Shares of York-based house building giant Persimmon plc fell about 5% on Wednesday after it published a trading update ahead of its final results for the year ended December 31, 2020, showing revenue fell 9% to £3.33 billion and sales slowed “towards more normalised levels.”
New home completions were 13,575, down from 15,855 in 2019.
Persimmon said: “The group’s average weekly sales rate during the final quarter of the year trended towards more normalised levels from the elevated rate seen over the summer months, the latter having been supported by the group’s prior investment in stock and a degree of pent up demand.
“As a result, the group’s sales levels over more recent weeks reflect lower active outlet numbers and some constraints on stock availability, together with delays to reservations while first time buyers awaited the opening of the new Help to Buy scheme on 16 December 2020.”
Forward sales at December 31 were £1.689 billion, about 25% ahead of last year.
Persimmon said its liquidity remains strong with cash balances of £1.2 billion after returning £351 million to shareholders during the year.
Persimmon CEO Dean Finch said: “Against the backdrop of the unprecedented challenges of 2020, Persimmon produced a robust performance for the year, as we continued to deliver the new homes the country needs.
“The group’s strong second half completions were supported by its advanced build coming into the year, an agile and effective response to the Covid-19 pandemic and resilient customer demand …

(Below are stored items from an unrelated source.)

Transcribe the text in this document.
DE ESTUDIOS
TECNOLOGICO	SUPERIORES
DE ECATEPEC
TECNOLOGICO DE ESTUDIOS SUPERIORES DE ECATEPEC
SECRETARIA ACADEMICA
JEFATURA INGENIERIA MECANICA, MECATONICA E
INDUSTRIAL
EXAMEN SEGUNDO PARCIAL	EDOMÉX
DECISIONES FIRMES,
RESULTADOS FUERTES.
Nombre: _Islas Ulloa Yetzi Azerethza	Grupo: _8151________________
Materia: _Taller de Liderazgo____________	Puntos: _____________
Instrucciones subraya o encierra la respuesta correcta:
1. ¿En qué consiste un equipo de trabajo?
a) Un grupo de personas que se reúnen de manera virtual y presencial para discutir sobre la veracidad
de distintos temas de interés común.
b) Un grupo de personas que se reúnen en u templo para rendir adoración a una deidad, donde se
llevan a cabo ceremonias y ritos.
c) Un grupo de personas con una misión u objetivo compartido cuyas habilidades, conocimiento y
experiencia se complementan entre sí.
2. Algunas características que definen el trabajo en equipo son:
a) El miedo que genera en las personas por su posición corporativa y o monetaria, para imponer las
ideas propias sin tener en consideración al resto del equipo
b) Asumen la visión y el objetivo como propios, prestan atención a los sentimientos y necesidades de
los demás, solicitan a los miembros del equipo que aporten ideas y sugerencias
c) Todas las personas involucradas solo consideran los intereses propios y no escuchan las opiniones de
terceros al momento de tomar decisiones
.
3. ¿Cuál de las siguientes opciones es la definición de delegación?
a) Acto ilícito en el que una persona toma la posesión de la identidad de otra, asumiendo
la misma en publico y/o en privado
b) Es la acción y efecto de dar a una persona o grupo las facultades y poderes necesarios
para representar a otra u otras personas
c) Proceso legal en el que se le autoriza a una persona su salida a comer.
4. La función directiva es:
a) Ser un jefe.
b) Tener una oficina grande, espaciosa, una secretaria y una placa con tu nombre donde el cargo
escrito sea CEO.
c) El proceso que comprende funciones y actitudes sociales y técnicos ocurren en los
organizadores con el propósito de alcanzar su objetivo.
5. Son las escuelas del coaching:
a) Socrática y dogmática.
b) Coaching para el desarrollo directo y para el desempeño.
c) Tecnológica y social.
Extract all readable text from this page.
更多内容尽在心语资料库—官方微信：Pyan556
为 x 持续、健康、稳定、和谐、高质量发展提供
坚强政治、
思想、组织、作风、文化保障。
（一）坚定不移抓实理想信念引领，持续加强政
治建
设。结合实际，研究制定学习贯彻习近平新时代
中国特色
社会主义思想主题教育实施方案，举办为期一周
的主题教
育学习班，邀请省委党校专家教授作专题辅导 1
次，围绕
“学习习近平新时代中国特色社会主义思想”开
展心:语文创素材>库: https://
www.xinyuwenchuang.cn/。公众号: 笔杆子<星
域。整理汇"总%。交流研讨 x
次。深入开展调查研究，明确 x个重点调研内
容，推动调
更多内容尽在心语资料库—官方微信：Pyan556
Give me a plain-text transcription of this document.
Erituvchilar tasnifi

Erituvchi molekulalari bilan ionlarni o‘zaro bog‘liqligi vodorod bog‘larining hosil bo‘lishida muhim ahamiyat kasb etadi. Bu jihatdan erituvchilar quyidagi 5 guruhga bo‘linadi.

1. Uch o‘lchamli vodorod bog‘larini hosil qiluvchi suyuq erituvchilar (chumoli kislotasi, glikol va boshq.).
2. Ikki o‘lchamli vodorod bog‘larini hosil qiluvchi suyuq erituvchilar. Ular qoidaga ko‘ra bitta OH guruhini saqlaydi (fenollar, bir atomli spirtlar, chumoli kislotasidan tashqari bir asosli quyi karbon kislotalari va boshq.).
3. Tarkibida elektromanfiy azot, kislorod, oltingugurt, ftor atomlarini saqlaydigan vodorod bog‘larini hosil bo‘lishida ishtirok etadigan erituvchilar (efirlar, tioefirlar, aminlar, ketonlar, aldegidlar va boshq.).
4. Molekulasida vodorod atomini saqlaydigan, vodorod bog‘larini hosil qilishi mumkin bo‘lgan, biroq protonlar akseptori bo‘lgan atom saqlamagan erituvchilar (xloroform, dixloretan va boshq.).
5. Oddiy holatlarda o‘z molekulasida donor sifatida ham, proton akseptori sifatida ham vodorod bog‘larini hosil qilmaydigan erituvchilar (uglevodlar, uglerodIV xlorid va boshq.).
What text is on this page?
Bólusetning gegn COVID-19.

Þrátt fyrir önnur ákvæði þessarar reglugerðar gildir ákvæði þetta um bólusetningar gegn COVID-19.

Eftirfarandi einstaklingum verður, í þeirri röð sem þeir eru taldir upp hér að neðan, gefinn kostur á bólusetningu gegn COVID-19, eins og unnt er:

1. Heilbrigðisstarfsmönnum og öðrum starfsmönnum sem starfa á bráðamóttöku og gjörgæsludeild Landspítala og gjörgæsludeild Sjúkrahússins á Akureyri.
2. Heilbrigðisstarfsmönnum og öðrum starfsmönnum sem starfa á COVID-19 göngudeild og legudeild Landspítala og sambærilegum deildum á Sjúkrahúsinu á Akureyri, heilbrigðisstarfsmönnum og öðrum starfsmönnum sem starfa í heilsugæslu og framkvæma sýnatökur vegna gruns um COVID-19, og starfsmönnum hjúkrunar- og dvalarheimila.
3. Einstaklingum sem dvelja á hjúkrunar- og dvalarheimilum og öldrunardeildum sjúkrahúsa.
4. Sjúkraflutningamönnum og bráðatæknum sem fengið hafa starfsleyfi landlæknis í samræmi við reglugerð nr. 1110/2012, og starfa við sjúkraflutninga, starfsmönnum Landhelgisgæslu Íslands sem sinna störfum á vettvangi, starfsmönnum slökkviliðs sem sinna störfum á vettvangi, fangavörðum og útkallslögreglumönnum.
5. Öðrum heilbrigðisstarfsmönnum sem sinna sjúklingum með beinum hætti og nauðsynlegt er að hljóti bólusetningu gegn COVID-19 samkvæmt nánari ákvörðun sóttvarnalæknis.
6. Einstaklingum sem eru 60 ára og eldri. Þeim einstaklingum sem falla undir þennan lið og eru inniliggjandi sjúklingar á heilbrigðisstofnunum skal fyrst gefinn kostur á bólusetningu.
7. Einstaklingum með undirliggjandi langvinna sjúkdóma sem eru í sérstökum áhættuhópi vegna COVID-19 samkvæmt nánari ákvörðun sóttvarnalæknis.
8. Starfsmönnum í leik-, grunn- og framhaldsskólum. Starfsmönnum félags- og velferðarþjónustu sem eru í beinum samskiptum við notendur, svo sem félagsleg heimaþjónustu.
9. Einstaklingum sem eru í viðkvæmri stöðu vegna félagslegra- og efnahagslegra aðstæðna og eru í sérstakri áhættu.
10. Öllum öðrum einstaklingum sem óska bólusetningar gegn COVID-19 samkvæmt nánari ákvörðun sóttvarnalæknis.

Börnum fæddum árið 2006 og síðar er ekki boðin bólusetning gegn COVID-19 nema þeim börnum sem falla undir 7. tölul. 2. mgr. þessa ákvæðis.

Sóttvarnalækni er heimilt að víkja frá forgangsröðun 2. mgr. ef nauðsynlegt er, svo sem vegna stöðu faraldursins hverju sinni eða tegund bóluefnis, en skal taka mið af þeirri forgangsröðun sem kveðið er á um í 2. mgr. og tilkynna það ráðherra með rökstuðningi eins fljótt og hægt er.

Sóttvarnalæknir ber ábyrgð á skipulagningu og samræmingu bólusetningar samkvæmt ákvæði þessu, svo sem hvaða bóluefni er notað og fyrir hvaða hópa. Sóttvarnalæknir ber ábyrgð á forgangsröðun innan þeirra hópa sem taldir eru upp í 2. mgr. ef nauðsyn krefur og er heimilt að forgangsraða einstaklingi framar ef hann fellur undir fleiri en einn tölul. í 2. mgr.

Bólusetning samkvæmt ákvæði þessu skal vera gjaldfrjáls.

“Recent events have served to further demonstrate the continuing near term uncertainties arising from the Covid-19 pandemic.
“However, we believe that the longer term fundamentals of the UK housing market remain resilient and I am confident Persimmon will continue to deliver superior long term value for all of its stakeholders.”
Steve Clayton, Manager of the Hargreaves Lansdown Select UK Income Shares fund, which holds a position in Persimmon said: “Persimmon enjoyed a strong bounce-back when pandemic-driven restrictions on trading were lifted mid-year.
“Since then it has bolstered its balance sheet through robust cash generation and a forward sales position of roughly half a year’s expected revenues.
“At this stage, with the end of the stamp duty holiday in sight, taking a cautious view of the immediate outlook is the right approach, but we have seen more bullish outlooks from some of the group’s rivals.
“Persimmon have also left investors waiting until their full year results in early March for news on the group’s dividend intentions.
“So perhaps no surprise then to see the shares a little weaker in early trading.”